В центре поля лежит на боку обугленный немецкий танк. Истлевшие обрывки мундиров, клочки бумаги, яркие обложки египетских сигарет. Утюг, сапожная щетка, сгоревший остов дамского зонтика валяются рядом.
Тяжелый смрад поднимается от оскверненной врагом земли.- Вот отсюда они шли, - говорит комиссар Омельченко. - А наши позиции были там, на опушке леса.
Вот еще один немецкий танк с разбитыми гусеницами, с пробитой насквозь броней, с изуродованным мотором валяется там, где его настиг меткий снаряд. Невдалеке лежит еще один. А за ним еще и еще. Все поле усеяно обломками фашистских машин.
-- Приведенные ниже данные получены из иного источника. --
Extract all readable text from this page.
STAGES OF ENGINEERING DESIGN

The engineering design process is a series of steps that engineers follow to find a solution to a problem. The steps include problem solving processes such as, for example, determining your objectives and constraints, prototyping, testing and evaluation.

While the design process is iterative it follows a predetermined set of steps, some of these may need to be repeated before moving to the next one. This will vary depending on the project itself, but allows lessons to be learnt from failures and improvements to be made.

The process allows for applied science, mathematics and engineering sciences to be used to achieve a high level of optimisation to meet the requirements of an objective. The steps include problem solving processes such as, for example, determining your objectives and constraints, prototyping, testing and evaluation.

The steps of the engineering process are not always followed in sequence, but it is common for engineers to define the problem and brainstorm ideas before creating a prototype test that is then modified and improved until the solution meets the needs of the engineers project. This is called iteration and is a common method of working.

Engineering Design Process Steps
И опять - клочки бумаги, тюбики зубной пасты, консервные коробки, те же изжеванные огнем обрывки серо-зеленой материи. Германские танкисты живыми факелами выскакивали из люков подбитых машин. Они рвали на себе горящие мундиры и падали замертво, сраженные пулями наших стрелков. А тот, кто не успел выскочить, - сгорал заживо в бронированной мышеловке танка.
Поднимаю наполовину истлевшую немецкую книжку. Это, оказывается, «Правила хорошего тона». Погибший владелец этих правил учился по книжке: так надо держать вилку, а вот так бокал. И рыбу кушать ножом никак не рекомендуется.
Странно только, что в этой книжке нет самых главных правил гитлеровского тона. Здесь не написано, как надо сворачивать шею крестьянским гусям, как громить магазины.
Лес на опушке сожжен, деревья вырваны с корнем, обуглены. Гигантские воронки от бомб наполнены дождевой водой. Немцы из гудериановской группировки дрались здесь, как дьяволы. Они мечтали о прорыве через Брянск и Курск на Москву. В дневнике убитого подполковника Лебеля так прямо и сказано: «Вторая танковая группа правым крылом через Брянск. Цель - Курск».
Они были отброшены назад. Подполковник Лебель, возможно, был убит здесь, в этой штабной искалеченной машине, с пробитыми насквозь передними стеклами.
Идем с Омельченко дальше по лесу. Останавливаемся у высокой, разбитой снарядом, сосны. На ветвях ее висят клочья красноармейских шинелей, на земле у обнажившихся корней, вздутых, как напруженные жилы, лежит разбитый зенитный пулемет.
- Здесь погиб весь наш расчет, - говорит т. Омельченко.
Снимаем фуражки и несколько секунд стоим в молчании над этой суровой могилой безымянных героев.
Выходим на другую опушку леса, здесь та же картина. На боку, вверх колесами, на брюхе, без гусениц валяются мертвые немецкие танки. Когда мы очистим нашу землю от смрада и вражеской падали, когда будут отстроены заново разрушенные города и села, новый Верещагин запечатлеет для потомков это потрясающее поле боя стальных машин.
Из леса выходит мальчик, голубоглазый, вихрастый, в батькином картузе. Он пришел из сожженной немцами, опустошенной деревни. Я был в этой деревне, и я запомнил навсегда груды угля на месте изб, одичавших кошек с тоскливыми глазами и брошенных кур. По вечерам они сидят нахохлившись над пепелищем.
Мальчик долго смотрит на мертвое фашистское чудище, поднимает какую-то бумажку и вдруг улыбается.
Товарищ начальник, - говорит он, - вот, глядите: от немца остались манишка да записная книжка.